IRS systems remain 'unnecessarily' open to employee abuse, GAO reports

At the height of tax season, federal auditors reported that weaknesses in the security of the Internal Revenue Service's financial and tax processing systems jeopardize the confidentiality and integrity of taxpayer information.

"The agency remains unnecessarily vulnerable to insider threats related to the unauthorized access to and disclosure, modification or destruction of financial and taxpayer information, as well as the disruption of system operations and services," stated a Government Accountability Office report released on Friday. The IRS depends on computers to collect taxes, process returns and enforce the tax code. The main reason for the agency's vulnerable position is it has not finished instituting a program to ensure security safeguards are adequate and operational, as required by federal information security law.

The audit was conducted between April 2009 and March 2010. The findings are based on a review of information security policies and procedures, tests on key financial applications and interviews with IRS officials.

GAO found that 69 percent of the security weaknesses it flagged last year are still a problem and the auditor discovered additional ones. Among the issues the report highlighted were the use of weak passwords and granting too many employees access to sensitive files and directories. About 120 IRS workers, for example, could log in to cost data for the agency's administrative accounting system and had access to a spreadsheet for allocating costs. Only 10 employees should have access, GAO reported. [attribution right?] Other vulnerabilities include neglecting to record security incidents on an application that supports its procurement system.

In addition, the IRS failed to encrypt log-in information. Encryption renders data indecipherable during transmission. "By not encrypting these data, IRS is at increased risk that an unauthorized individual could view and then use the data to gain unwarranted access to its system and/or sensitive information," the GAO report stated. Contractors also did not always receive proper security training.
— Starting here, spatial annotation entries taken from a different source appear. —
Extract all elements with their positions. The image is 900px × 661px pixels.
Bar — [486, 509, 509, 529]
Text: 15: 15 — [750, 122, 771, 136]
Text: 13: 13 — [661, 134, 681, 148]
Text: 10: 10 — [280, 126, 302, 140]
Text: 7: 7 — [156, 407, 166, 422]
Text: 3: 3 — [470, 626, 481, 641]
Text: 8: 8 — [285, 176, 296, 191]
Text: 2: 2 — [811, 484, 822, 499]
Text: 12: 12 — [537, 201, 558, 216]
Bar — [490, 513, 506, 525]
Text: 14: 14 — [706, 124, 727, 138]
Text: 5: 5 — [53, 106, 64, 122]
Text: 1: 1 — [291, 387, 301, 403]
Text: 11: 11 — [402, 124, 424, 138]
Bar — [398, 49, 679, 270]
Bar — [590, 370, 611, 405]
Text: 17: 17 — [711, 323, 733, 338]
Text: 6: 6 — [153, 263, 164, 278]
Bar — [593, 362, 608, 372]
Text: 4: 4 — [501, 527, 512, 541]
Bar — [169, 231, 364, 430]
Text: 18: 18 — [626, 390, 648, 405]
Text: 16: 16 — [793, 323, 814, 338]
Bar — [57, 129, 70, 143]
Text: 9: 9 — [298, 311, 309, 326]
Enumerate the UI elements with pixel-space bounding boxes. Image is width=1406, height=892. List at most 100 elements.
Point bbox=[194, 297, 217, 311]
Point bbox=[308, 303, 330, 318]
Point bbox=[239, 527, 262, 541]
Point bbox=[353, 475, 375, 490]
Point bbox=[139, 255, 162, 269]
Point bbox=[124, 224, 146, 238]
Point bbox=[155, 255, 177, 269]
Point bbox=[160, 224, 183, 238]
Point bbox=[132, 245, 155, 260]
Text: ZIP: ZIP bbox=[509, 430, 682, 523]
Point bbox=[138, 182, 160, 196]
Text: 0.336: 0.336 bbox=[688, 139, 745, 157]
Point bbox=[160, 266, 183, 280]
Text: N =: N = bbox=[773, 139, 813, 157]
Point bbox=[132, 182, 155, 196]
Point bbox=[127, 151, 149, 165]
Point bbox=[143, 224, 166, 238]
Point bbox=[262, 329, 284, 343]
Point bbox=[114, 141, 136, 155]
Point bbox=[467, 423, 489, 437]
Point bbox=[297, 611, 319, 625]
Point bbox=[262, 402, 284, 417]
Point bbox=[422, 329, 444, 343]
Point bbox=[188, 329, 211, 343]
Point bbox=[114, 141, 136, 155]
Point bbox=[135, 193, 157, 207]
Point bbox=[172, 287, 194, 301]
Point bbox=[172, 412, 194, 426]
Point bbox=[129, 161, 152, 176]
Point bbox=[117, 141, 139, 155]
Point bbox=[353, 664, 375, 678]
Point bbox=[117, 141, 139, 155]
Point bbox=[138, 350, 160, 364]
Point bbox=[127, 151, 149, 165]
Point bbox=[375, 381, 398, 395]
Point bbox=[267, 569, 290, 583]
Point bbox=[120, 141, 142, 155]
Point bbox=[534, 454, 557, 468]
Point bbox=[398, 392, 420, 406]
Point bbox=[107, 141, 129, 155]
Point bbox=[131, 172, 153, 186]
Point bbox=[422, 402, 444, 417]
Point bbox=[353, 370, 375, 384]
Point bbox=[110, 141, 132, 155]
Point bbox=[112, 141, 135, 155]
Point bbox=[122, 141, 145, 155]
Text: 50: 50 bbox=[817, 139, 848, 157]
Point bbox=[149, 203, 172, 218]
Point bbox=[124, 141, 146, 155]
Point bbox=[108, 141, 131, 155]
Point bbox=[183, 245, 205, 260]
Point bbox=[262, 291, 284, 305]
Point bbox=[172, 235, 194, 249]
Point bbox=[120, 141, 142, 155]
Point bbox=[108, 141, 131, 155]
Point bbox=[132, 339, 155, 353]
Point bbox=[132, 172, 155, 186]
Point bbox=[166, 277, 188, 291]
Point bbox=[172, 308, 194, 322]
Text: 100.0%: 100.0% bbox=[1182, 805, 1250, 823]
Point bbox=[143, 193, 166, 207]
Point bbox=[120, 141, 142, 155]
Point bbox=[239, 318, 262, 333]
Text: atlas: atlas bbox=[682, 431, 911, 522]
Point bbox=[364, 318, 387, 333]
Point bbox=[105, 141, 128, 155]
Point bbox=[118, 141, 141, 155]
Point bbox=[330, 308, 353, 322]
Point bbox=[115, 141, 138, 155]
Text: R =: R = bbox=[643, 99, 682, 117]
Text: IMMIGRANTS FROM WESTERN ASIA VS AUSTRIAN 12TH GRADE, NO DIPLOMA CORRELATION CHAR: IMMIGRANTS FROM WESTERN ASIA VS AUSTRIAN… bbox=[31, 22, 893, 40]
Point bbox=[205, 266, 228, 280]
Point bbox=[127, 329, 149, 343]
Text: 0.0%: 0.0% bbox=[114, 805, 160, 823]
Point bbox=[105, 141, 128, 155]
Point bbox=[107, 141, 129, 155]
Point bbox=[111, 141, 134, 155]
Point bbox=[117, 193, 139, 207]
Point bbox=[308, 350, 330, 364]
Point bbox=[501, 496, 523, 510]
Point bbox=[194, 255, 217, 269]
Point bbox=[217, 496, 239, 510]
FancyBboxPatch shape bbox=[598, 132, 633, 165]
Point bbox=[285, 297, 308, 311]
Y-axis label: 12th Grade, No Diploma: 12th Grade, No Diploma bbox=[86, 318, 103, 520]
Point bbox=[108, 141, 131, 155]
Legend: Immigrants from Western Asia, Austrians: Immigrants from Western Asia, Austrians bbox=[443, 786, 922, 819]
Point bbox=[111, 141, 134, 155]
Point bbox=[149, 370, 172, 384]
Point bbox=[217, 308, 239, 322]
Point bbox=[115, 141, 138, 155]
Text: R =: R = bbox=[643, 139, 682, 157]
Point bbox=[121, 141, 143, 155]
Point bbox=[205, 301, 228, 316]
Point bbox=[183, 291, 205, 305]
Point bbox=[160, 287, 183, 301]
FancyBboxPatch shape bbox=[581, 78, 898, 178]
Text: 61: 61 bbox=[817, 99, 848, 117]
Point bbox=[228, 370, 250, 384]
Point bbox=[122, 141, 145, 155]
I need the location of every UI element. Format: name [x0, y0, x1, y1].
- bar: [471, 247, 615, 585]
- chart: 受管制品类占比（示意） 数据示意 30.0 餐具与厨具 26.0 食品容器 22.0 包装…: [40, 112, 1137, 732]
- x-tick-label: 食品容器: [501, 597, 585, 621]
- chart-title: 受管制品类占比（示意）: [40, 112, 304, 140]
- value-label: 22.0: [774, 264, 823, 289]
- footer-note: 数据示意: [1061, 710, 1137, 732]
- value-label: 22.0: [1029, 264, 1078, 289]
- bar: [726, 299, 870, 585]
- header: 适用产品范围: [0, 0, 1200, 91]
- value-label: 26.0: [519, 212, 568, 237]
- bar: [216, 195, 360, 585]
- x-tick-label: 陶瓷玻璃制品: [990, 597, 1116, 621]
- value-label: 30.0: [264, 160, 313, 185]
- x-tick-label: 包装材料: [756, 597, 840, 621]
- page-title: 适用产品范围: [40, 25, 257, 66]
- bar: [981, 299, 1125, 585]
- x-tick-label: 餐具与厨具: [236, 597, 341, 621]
The report found the agency lacks the ability to recover important information that would allow it to function during an emergency. "Without [such access], increased risk exists that IRS could be unable to restore its administrative accounting system to its full operational status after a major disruption," GAO noted.

Still, the IRS has made strides in fixing problems GAO identified last year. For instance, the agency has improved procedures for configuring mainframe systems. Additionally, it deployed new controls for important financial systems and made headway in developing a framework for its agencywide information security program. During fiscal 2010, the IRS expects to prioritize identity and access protection, audit trails, and disaster recovery. "These efforts, if fully and effectively implemented, are positive steps toward improving the agency's overall information security posture," the report stated.

GAO's recommendations for completing the security program include securely configuring routers to encrypt network traffic, setting up switches to defend against network attacks and ensuring new contractors receive training within 10 working days.

In a separate document with limited distribution, GAO provided 23 detailed recommendations for correcting specific weaknesses associated with access controls, configuration management and ensuring that no single individual has total control over all aspects of a system.

After reading a draft of the report, Commissioner Douglas Shulman responded in a letter that the IRS will produce a detailed corrective action plan to address each recommendation.

"We are committed to securing our computer environment as we continually evaluate processes, promote user awareness and apply innovative ideas to increase compliance," he wrote. "The integrity of our financial systems continues to be sound."

Schulman added the agency will send the corrective plan to GAO with its response to Friday's final GAO report.

When asked to comment on the final report, IRS officials on Monday referred Nextgov to the agency's initial comments included in the report.

Separately, on March 11, the Treasury Inspector General for Tax Administration released a memo stating budget cutbacks and technical difficulties have prevented a new IT system from improving the process of checking tax compliance. Agents and managers in the division that oversees exempt organizations, employee plans, and government entities to electronically track casework use the system.

"If additional actions are not taken by division management, the federal government will not receive the highest possible return from the $18.7 million of taxpayer funds spent on developing and implementing the system," stated Michael Phillips, deputy inspector general for audit in a Jan. 29 memo. By July 30, the division is expected to develop an action plan that addresses the issues identified in the memo, according to IRS officials.